7. Limitations and Future Research

This paper is a conceptual synthesis and does not report primary empirical testing of the proposed framework. Implementation effectiveness will vary across institutional contexts, disciplines, and resource levels. Future empirical work should test the framework’s predictive utility for measurable outcomes, including competence growth, transfer to practice, and community impact. Further research should also examine how behavioral mechanisms such as social norms and perceived control mediate educational effects (Galeotti et al., 2024). Additional priority areas include inter-rater calibration of the rubric, cross-disciplinary pilots, and longitudinal validation of whether competence-to-action indicators relate to sustained professional or civic sustainability action.

8. Conclusions

Higher education needs sustainability instruction designed to move beyond awareness toward assessable competence-to-action outcomes. This paper presents a competence-to-action framework that integrates sustainability competencies, experiential and transformative learning, whole-institution coherence, living lab infrastructure, and UDL-based inclusive design. By linking competencies to design commitments and assessment evidence, the framework clarifies how instructors can align pedagogy, authentic learning tasks, and student artifacts with program goals for action readiness. Its immediate contribution is heuristic and design-oriented: it makes the learning-to-action pathway more explicit, more assessable, and more open to revision through evidence.

The framework supports practical course design, strengthens coherence between pedagogy and assessment, and offers guidance for institutional scaling. It treats UDL as a core design requirement because inclusive design protects validity and equity by reducing construct-irrelevant barriers while maintaining rigorous expectations through multiple means of engagement, representation, and action and expression. At the course level, the framework helps instructors sequence learning experiences that culminate in feasible, ethically grounded action plans and related artifacts that make competence-to-action visible through transparent criteria. At the institutional level, it offers a model for connecting course-based learning to living lab infrastructure, cross-unit partnerships, and shared outcome language, thereby strengthening coherence across curricular and co-curricular initiatives.
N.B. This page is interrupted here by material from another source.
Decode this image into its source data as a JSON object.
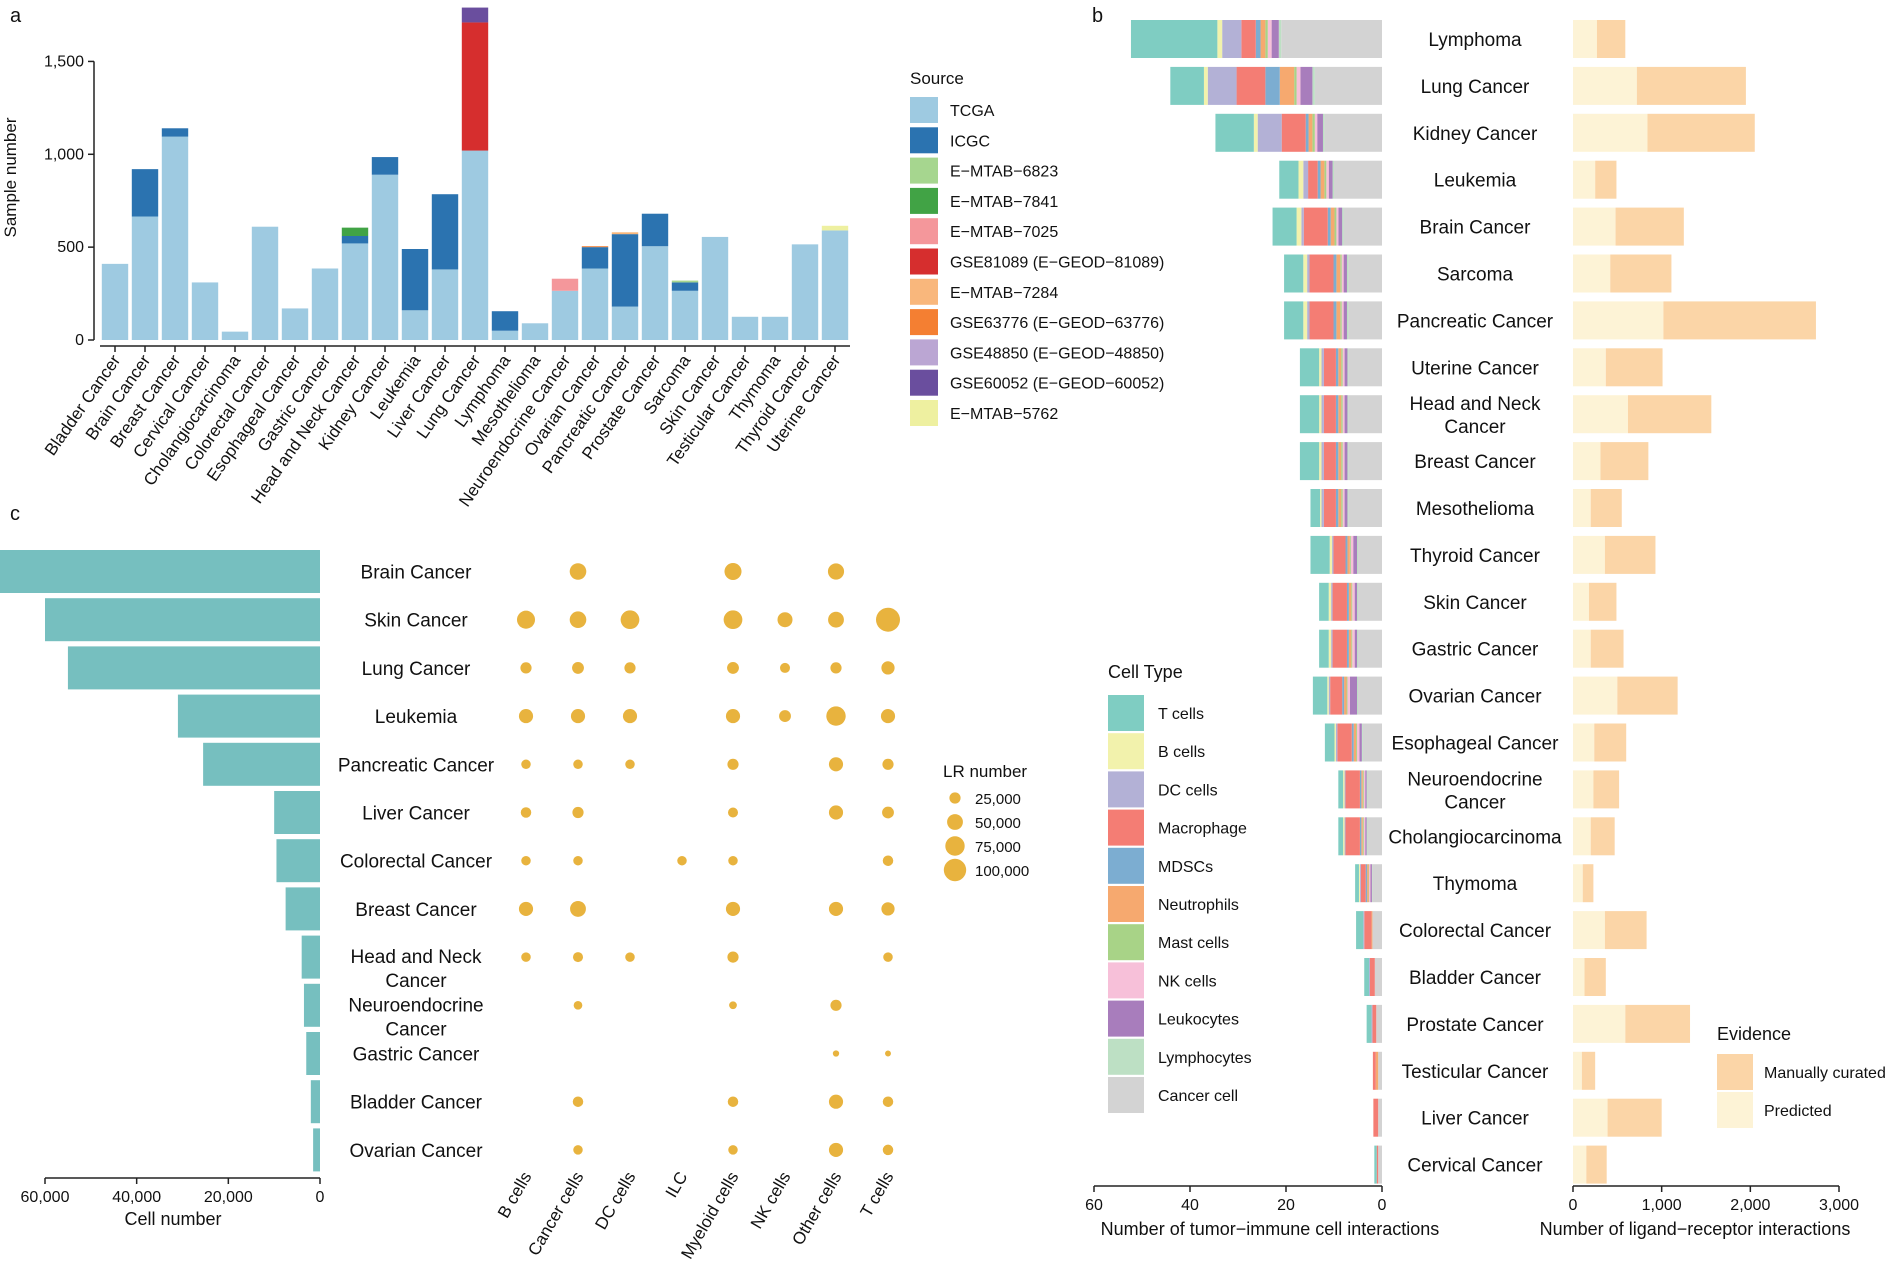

This paper offers a design and assessment blueprint rather than causal claims about long-term societal impact. Future work should test the framework across disciplines and institutional contexts, refine assessment guidance through faculty development and shared scoring practices, and examine whether competence-to-action indicators predict sustained civic or professional sustainability action over time. Together, these contributions position sustainability education to move from aspirational commitments toward assessable learning designs that remain rigorous and inclusive.